Historians and social scientists have long identified bureaucracy as the modern state's foundation and the reign of France's Louis XIV as a model for its development. A World of Paper offers a fresh interpretation of bureaucracy through a close examination of the department of the Sun King's last foreign secretary, Jean-Baptiste Colbert de Torcy.
Torcy, who served as foreign secretary from 1696-1715, is widely regarded as one of the most brilliant foreign ministers of the ancien regime. Building on the work of his predecessors, he fashioned a skilled team of collaborators as he managed the complex issues of war and peace during the turbulent final decades of Louis XIV's reign. John Rule and Ben Trotter examine Torcy's department to depict administrative structures as they emerged through the circulating stream of paper that connected his office with provincial administrators and diplomats abroad.
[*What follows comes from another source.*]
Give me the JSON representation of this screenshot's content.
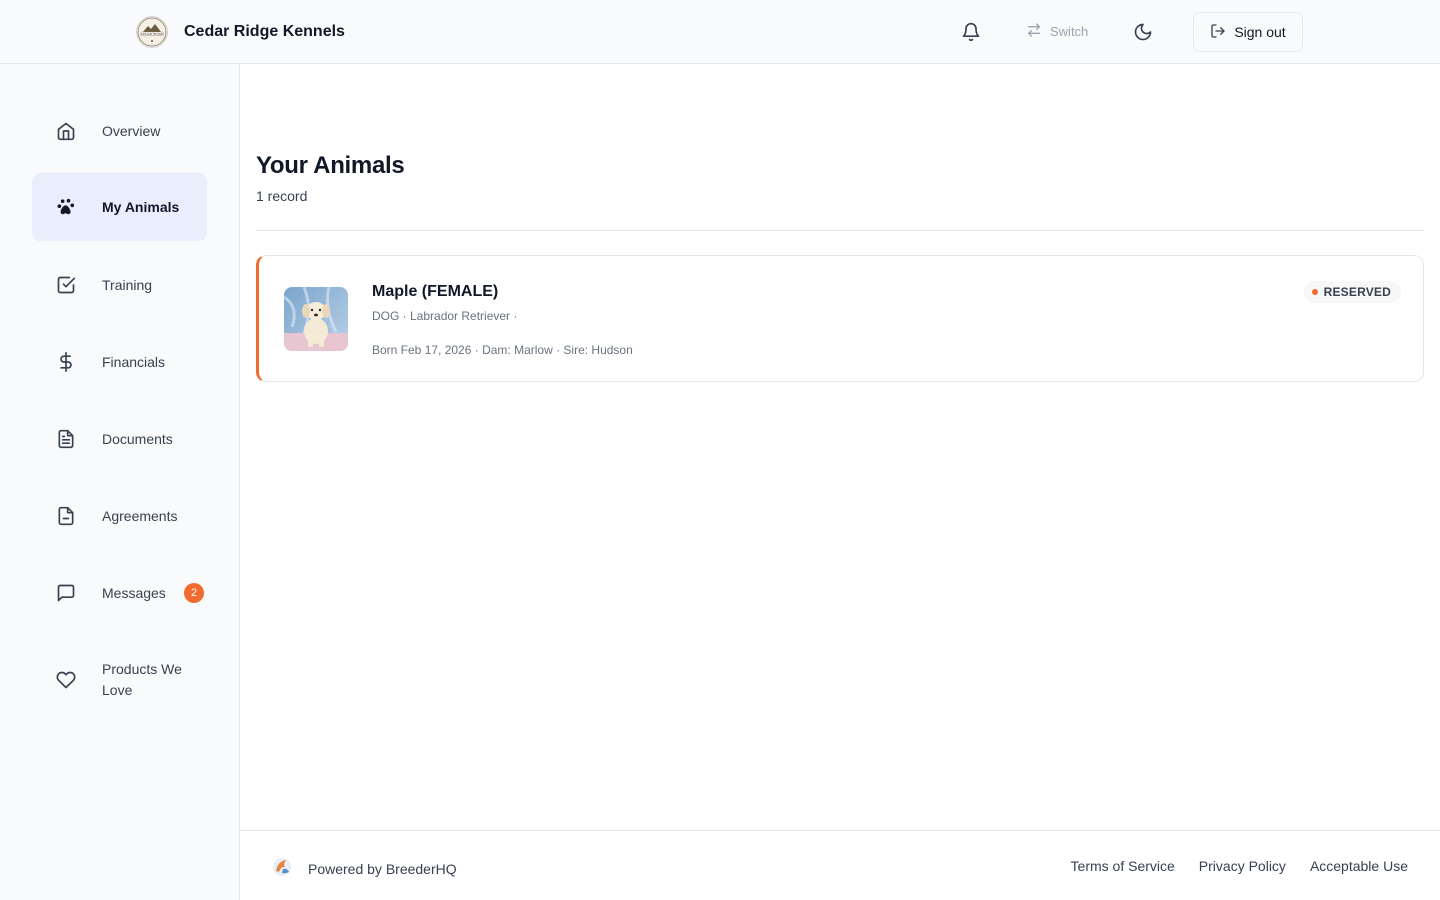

They explore the collection and centralization of information during Torcy's tenure through the creation of a modern state archive, discreet intelligence gathering, and the surveillance and management of the French mails. They also study the postal carriers, couriers, household officers of the royal court, genealogists hired for research, and an informal "brain trust" of experts, and advisors who carried vital information in and out of the department every day.
A remarkable reconstruction of the department of Jean-Baptiste Colbert de Torcy, A World of Paper demystifies bureaucracy and explores the ways in which the modern information state developed from his labours.